Researcher Affiliation Industry Richard Evans EMAIL Edward Grefenstette EMAIL Deep Mind, London, UK
Pseudocode No The paper describes the methodology using narrative text, mathematical formulations, and architecture diagrams (e.g., Figure 1). There are no explicitly labeled pseudocode or algorithm blocks with structured, code-like steps.
Open Source Code No The paper states: "We implemented our model in Tensor Flow (Abadi, Agarwal, Barham, Brevdo, Chen, Citro, Corrado, Davis, Dean, J., Devin, M., et al., 2016)". This only indicates that TensorFlow was used for implementation, not that the authors' specific code for this work is openly available. There is no explicit statement about releasing the code or a link to a repository.
Open Datasets Yes We tested ilp on 20 ILP tasks, taken from four domains: arithmetic, lists, group-theory, and family tree relations. Some of the arithmetic examples appeared in the work of Cropper and Muggleton (2016). The list examples are used by Feser, Chaudhuri, and Dillig (2015). The family tree dataset comes from Wang, Mazaitis, and Cohen (2015) and is also used by Yang, Yang, and Cohen (2016). [...] Unlike symbolic ILP systems, ilp is also able to handle ambiguous or fuzzy data. We tested ilp by connecting it to a convolutional net trained on MNIST digits, and it was still able to learn effectively (see Section 5.5).
Dataset Splits Yes For validation and test, we use positive and negative examples of the even predicate on numbers greater than 10. [...] The training data was integers from 100 to 1024. The integers below 100 were held out as test data. [...] We ran the less-than experiment while holding out certain pairs of integers. Please note that we are not just holding out pairs of images. Rather, we are holding out pairs of integers, and removing from training every pair of images whose labels match that pair. [...] its performance is robust when holding out 70% of the data.
Hardware Specification No We gave Metagol and ilp the same fixed time limit (24 hours running on a standard workstation).
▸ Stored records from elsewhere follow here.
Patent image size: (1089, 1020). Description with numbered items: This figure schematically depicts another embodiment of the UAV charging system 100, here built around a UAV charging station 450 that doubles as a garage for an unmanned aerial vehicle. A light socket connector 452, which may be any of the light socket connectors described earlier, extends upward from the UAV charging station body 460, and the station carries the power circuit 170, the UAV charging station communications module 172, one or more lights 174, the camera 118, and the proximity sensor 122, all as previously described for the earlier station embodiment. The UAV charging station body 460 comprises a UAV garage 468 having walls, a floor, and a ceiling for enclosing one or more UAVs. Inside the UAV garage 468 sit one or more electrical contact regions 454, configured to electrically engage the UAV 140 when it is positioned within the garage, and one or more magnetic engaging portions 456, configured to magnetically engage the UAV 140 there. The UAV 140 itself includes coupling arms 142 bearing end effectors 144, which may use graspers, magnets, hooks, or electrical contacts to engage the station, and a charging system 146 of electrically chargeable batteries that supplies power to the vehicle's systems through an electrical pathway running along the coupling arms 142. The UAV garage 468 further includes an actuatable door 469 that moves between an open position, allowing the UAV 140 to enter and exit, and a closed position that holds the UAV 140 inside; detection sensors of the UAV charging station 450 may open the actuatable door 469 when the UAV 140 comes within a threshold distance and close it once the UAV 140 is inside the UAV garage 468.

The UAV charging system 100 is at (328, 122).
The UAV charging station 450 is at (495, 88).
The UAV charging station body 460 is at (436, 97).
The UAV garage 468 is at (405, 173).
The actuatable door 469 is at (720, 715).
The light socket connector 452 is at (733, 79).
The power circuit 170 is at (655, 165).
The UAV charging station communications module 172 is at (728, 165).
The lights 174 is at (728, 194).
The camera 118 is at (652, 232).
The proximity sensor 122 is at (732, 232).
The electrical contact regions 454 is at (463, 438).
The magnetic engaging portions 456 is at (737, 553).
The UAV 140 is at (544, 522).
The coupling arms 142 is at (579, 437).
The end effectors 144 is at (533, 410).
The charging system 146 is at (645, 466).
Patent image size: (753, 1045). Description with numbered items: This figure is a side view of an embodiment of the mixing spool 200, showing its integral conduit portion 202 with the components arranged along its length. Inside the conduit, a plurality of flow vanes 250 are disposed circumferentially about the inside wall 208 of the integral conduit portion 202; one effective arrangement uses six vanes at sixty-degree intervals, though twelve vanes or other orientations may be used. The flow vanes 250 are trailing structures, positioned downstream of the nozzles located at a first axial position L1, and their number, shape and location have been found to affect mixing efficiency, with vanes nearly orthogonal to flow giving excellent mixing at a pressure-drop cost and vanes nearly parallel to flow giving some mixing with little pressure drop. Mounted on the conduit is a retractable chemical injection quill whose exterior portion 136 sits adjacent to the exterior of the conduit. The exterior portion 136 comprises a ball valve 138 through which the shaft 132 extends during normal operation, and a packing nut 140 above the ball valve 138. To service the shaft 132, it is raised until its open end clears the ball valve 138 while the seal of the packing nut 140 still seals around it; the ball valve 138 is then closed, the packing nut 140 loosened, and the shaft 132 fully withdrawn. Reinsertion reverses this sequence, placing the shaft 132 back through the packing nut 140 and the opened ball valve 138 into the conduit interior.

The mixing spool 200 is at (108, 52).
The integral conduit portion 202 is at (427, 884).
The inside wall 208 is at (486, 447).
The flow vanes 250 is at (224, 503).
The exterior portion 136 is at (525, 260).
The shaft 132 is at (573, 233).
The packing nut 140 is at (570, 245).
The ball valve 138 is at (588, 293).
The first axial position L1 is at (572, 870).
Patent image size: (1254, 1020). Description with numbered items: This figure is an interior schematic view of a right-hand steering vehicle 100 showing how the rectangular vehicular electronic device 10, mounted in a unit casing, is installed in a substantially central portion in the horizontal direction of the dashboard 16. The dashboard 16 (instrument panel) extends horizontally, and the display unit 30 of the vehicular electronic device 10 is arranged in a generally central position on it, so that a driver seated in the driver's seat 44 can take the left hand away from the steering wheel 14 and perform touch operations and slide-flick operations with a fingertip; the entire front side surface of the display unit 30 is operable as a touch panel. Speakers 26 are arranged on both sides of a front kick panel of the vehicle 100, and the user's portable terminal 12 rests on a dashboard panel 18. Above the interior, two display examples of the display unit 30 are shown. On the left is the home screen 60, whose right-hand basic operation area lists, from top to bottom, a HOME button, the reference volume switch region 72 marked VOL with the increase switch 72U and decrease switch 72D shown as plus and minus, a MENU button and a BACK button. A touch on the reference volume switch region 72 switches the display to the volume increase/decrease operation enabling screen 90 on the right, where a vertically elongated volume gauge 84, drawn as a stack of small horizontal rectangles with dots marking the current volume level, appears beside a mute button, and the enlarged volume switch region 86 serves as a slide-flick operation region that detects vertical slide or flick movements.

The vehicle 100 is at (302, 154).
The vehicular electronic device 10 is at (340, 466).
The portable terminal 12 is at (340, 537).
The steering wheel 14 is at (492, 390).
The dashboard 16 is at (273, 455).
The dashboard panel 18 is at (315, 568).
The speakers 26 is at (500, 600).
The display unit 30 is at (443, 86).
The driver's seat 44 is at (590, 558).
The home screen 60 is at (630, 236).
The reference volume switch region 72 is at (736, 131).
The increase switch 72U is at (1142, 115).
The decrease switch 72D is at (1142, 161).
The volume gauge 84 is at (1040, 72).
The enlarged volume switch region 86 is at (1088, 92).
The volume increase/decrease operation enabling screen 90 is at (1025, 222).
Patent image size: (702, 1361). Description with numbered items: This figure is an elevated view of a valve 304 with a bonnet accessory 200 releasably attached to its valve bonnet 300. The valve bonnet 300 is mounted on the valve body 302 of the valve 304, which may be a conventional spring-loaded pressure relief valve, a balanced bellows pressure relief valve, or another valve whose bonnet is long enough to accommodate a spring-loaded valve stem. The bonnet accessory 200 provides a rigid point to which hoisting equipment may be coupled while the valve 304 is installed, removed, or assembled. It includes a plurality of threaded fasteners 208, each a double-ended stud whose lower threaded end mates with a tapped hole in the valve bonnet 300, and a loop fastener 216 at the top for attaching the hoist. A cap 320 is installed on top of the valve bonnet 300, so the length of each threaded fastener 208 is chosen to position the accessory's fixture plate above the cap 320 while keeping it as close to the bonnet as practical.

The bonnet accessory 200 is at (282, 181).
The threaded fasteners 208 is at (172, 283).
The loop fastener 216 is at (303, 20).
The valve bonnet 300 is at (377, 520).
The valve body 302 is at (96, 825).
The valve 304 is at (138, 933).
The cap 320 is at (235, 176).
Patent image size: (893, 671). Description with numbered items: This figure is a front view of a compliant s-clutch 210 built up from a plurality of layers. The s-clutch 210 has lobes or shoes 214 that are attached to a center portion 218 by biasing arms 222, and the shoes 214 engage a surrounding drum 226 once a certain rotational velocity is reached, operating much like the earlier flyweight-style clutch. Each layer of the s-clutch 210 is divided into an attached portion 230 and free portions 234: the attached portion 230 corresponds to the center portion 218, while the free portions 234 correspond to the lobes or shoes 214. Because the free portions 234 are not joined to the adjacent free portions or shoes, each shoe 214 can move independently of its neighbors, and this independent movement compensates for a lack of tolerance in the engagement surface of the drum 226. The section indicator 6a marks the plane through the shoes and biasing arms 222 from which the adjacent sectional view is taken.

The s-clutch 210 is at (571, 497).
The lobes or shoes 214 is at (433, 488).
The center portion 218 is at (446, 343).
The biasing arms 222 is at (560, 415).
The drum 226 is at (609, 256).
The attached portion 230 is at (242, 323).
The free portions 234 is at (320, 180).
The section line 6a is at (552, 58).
This statement mentions a "standard workstation" but lacks specific details regarding CPU models, GPU types, or memory, which are necessary for hardware reproducibility.
Software Dependencies No We implemented our model in Tensor Flow (Abadi, Agarwal, Barham, Brevdo, Chen, Citro, Corrado, Davis, Dean, J., Devin, M., et al., 2016). The paper mentions the use of TensorFlow but does not specify a version number for this or any other software component, which is necessary for reproducible dependency information.
Experiment Setup Yes We tried a range of optimisation algorithms: Stochastic Gradient Descent, Adam, Ada Delta, and RMSProp. We searched across a range of learning rates in {0.5, 0.2, 0.1, 0.05, 0.01, 0.001}. Weights were initialised randomly from a normal distribution with mean 0 and a standard deviation that ranged between 0 and 2 (the standard deviation was a hyperparameter but the mean was fixed). [...] we used RMSProp with a learning rate of 0.5, and initialised clause weights by sampling from a N(0, 1) distribution. [...] We train for 6000 steps, adjusting rule weights to minimise cross entropy loss as described above. [...] Each step we sample a mini-batch from the positive and negative examples.